38. Bölüm

55 6 11
                                    

Selam!

Nasılsınız bakalım görüşmeyeli?

Yazacak çokta kelime bulamıyor insan. Kafam sözcüklerle dolu ama düzensizlikleri işimi zorlaştırmaktan başka bir şey değil. İl halk kütüphanesinin ihtisas salonundan yazıyorum bu satırları.

Nasıl bir bölüm olacağı konusunda hiçbir fikrim yok. Etraftaki insanları incelemek daha cazip geliyor şuan. Belki bir fikir canlanır dimağımda. Ama yok. En azından şimdilik.
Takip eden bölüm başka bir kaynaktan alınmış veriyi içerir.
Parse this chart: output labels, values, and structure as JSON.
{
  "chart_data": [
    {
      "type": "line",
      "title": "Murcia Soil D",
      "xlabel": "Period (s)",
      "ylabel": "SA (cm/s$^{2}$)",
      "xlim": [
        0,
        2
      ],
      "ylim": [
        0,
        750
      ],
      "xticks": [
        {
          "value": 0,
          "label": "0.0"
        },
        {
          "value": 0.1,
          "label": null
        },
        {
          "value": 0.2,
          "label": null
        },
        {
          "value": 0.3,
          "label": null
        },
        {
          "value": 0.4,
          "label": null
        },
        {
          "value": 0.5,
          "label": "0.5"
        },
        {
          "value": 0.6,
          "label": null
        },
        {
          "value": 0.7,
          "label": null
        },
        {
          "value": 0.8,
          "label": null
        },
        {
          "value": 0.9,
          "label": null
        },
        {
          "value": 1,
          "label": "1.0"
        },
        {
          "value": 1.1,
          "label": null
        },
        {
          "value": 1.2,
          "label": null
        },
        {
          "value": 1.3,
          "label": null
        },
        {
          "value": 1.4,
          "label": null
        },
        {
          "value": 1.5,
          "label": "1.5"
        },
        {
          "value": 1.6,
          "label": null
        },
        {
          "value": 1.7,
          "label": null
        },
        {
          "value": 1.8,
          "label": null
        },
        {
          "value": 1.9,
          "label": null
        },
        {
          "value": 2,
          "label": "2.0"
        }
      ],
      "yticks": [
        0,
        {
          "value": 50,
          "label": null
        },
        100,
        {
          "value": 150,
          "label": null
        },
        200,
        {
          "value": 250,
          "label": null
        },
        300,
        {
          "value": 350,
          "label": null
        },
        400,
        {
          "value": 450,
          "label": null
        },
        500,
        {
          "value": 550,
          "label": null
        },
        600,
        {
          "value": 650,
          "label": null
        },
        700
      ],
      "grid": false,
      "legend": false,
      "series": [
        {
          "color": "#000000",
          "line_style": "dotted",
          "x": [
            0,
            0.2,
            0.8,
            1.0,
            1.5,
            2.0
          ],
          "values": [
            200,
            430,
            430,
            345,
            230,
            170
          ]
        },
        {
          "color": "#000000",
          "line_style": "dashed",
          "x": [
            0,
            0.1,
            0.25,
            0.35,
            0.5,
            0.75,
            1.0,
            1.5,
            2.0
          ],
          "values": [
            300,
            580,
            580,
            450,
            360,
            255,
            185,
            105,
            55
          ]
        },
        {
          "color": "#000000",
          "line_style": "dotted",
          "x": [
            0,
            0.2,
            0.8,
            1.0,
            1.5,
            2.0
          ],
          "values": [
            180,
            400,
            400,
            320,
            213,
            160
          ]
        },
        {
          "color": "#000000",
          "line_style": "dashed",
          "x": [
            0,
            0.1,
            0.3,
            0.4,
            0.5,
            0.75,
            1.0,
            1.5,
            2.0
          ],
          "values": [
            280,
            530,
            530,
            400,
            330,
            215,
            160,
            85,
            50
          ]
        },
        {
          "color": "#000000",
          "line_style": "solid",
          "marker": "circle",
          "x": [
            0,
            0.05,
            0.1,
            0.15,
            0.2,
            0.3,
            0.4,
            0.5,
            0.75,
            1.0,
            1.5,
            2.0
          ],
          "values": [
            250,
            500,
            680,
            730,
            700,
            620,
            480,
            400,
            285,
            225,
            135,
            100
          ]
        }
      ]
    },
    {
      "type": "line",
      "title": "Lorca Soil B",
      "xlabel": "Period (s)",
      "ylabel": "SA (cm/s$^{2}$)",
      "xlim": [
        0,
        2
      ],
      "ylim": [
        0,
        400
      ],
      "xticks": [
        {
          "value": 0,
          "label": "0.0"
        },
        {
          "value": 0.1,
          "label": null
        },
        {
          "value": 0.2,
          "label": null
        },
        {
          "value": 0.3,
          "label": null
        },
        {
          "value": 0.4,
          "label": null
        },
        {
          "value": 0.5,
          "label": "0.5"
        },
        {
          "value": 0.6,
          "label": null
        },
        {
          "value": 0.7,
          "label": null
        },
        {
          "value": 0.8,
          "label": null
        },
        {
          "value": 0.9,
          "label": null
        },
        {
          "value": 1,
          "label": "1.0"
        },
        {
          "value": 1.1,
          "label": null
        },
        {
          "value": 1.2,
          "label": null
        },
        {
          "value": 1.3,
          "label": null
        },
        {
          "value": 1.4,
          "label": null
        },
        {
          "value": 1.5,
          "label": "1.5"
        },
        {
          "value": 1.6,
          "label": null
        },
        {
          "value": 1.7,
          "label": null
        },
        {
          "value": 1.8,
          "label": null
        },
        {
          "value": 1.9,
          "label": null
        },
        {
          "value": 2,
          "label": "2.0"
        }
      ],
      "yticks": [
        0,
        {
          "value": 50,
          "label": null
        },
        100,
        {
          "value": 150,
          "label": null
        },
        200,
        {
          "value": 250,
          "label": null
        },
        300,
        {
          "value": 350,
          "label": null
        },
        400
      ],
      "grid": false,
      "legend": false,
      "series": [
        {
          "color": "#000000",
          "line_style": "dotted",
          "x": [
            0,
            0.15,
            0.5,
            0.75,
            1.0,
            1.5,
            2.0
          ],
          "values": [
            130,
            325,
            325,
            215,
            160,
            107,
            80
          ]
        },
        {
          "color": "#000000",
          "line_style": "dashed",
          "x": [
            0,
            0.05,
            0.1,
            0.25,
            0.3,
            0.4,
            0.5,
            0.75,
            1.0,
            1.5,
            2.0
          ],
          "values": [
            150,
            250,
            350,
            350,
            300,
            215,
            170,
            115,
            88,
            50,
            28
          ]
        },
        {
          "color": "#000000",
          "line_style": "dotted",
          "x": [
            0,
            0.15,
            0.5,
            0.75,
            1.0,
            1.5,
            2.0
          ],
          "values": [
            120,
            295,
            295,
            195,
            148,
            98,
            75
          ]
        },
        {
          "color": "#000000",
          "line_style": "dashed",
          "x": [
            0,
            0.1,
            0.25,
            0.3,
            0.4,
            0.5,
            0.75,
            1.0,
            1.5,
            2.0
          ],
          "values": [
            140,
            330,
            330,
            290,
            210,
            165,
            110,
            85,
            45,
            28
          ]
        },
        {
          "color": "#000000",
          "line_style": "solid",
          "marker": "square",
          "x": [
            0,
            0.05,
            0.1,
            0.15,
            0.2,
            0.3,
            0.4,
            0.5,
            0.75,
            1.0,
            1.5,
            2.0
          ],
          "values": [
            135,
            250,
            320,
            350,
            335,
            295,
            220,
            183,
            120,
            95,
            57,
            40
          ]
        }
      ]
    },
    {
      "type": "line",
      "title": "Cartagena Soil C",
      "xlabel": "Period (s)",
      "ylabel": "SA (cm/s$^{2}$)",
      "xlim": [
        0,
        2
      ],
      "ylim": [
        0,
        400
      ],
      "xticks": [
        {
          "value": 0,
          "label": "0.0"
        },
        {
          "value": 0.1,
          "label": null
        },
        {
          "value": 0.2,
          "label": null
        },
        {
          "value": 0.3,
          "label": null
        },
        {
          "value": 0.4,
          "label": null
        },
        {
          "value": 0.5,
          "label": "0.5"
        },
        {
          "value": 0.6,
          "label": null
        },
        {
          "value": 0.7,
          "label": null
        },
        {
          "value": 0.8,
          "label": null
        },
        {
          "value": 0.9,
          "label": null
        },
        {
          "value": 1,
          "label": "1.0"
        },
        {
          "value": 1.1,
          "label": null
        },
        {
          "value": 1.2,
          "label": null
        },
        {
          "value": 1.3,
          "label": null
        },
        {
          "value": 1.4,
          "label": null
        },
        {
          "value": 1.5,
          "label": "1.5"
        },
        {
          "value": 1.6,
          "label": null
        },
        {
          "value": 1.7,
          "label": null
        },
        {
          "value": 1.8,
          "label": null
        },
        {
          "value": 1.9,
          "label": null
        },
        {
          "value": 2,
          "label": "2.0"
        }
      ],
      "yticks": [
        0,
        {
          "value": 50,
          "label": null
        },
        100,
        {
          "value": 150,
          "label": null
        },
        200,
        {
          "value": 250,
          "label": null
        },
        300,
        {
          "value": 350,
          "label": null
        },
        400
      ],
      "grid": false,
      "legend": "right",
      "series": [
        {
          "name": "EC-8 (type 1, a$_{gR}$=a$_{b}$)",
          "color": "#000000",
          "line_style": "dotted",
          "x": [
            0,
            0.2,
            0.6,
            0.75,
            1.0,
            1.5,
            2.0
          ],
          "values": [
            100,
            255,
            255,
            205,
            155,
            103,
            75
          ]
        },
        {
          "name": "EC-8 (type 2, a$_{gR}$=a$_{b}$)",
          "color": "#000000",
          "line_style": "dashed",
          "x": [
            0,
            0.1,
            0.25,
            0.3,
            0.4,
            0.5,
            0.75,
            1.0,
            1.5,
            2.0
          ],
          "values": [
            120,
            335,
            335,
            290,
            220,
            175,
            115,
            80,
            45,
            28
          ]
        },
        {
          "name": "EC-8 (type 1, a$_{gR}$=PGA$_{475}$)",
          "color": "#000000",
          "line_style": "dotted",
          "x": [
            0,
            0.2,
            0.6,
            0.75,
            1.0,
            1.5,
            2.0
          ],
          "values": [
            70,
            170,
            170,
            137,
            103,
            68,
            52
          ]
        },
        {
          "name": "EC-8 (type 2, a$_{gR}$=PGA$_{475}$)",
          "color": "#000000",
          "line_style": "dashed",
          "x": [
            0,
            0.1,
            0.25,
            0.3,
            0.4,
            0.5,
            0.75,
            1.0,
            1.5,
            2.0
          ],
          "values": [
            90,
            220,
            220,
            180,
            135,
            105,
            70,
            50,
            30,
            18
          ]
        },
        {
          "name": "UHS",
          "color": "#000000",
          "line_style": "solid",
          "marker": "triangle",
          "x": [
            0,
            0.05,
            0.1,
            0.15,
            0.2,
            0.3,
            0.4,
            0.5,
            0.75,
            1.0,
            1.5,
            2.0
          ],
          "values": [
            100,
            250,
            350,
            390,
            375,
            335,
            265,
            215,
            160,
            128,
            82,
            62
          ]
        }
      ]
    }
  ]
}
Öyle umuyorum.

Salona girip her yerin dolu olduğunu gören insanların bıkkın ama yer bulacaklarına olan inançla parlayan umutlu ifadedeki yüzlerinde kendimi buluyorum.

...

Arkadaşım aradı. Onunla konuşurken salonun kapanma saati gelmiş hemen toparlanıp çıktım. Yazamadım başka bir şey. Bunları iki gün sonra yani bugün yazıyorum. Ve hâlâ ne yazacağım konusunda şüphelerim var. Beklediğinize değsin istiyorum.

Konusu gelmişken...

Beklettiğim için üzgün ve utanç doluyum.

Nefret ediyorum bu kelimeden ama...

Özür dilerim!

Her seferinde böyle olması sinirimi bozuyor.

Her neyse umarım keyifle okuduğunuz bir bölüm olur. Aklıma gelen ilk cümleden başlayacağım bakalım neler olacak?

•••

Katre'nin anlatımıyla...

Gözlerimi yumup derin bir nefes armağan ederken ciğerlerime Korel'in artık susmasını diliyordum. Günlerdir Poyraz'ın hangi cesaretle evime gelebildiğini sorguluyor, benim ona neden yüz verdiğimi tartışıp duruyordu.

Açıklamalarımın hiçbir önemi yoktu nazarında. Vardığı sonuç her zaman doğruydu onun için. Yorulmuştum artık kendimi anlatamamaktan. Bakınca gözlerime göremiyor muydu kırgınlığımı. Onu nasıl sevdiğimi bende olan değerini hissedemiyor muydu?

Hadi her şeyi geçtim; şu hasta halimle boynumdaki şalı çıkarıp o üşümesin diye boynuna dolamamdan da mı anlayamıyordu onu ne kadar sevdiğimi? Önemsediğimi?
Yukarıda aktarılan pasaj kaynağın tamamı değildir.